L’investissement de l’architecte – Guillaume – 2016

Au cour du mois de mai 2016, j’ai retrouvé Guillaume dans l’appartement de ces amis étudiants architectes (en pleine période « charette »). Lui était fraîchement diplômé en architecture au moment de notre rencontre. Lorsque la maison a fermé ses portes pour envisager des travaux en 2015, Guillaume a commencé à s’investir en apportant ses compétences à l’association.

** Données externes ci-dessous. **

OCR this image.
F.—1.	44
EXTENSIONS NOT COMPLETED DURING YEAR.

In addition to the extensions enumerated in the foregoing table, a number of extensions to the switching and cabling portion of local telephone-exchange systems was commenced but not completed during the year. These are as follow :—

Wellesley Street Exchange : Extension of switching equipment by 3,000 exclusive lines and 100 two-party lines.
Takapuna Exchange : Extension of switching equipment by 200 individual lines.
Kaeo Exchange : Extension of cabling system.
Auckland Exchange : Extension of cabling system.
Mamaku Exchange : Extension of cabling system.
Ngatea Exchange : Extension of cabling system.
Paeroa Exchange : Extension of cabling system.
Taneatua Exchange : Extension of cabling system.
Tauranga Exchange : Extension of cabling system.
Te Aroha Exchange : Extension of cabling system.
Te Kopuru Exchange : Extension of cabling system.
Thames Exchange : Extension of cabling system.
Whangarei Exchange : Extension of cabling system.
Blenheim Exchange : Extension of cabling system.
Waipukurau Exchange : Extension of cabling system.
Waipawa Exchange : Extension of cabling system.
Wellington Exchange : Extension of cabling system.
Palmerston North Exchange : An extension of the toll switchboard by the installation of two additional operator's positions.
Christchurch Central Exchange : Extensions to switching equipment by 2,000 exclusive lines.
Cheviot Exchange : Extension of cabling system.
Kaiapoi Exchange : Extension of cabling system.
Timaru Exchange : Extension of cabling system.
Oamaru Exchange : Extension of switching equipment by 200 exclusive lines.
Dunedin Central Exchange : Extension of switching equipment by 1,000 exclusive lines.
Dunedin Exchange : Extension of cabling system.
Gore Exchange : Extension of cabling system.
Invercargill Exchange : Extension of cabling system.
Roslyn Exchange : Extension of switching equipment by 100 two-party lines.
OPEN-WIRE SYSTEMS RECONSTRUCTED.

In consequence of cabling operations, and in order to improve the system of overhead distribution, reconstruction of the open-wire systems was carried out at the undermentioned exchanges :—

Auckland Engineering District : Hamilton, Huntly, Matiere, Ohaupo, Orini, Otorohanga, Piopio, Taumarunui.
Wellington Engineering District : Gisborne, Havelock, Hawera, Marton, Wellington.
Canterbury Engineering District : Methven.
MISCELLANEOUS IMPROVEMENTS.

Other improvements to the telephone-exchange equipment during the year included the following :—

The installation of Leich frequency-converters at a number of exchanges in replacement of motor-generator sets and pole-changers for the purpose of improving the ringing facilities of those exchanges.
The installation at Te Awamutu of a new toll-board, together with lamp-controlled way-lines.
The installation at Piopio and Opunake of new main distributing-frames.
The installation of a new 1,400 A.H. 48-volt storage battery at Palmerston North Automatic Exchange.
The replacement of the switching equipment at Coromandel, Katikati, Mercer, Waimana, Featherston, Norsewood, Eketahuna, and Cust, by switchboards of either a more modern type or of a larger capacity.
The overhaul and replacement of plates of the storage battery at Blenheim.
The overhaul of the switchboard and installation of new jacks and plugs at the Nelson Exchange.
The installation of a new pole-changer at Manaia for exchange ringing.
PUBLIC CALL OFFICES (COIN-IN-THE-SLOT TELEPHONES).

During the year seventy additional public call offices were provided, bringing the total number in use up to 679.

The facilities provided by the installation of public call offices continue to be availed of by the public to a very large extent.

Il a conçu les plans pour la remise aux normes ERP (Établissement Recevant du Public), puis il a suivi et participé aux travaux.

Les six photos de cet article présentent un Guillaume polyvalent, engagé et assidu mais surtout très enclin à l’humour et un brin fêtard.

Guillaume : Alors, donc là, ça marche ?
Ophélie : Ouais là, ça enregistre…
Guillaume : Je ne pense pas que je me souvienne de toutes [les photos]…
Ophélie : S’il y en a où tu n’as rien à dire, tu ne dis rien. Tu gardes juste en tête qu’à un moment donné, on veut savoir ce que c’est Mimir pour toi.
Guillaume : La ligne directrice, c’est quand même parler de Mimir…
(…)

C’est que j’ai aussi pris des photos pour le trip de la photo, sans forcément réfléchir à ce qui allait être signifié, mais plus en terme de composition de la photo. Faut croire que ça fait partie du jeu.
Ophélie : Tu as bien fait. De toute façon, on a toujours des choses à dire…

« Mimir en soirée »

Soirée de soutien à Mimir, au Molodoï, « Mimir en chant(i)er ». Guillaume, Eugénie et Renaud faisant les entrées. 2016

Guillaume : Je ne sais pas comment c’est possible d’avoir celle-là. Ah si ! (…) C’est Eugénie qui prenait en photo la photo. En fait, c’est quelqu’un qui [nous] prend en photo, pendant qu’Eugénie prend la photo. Elle est grave cool celle là!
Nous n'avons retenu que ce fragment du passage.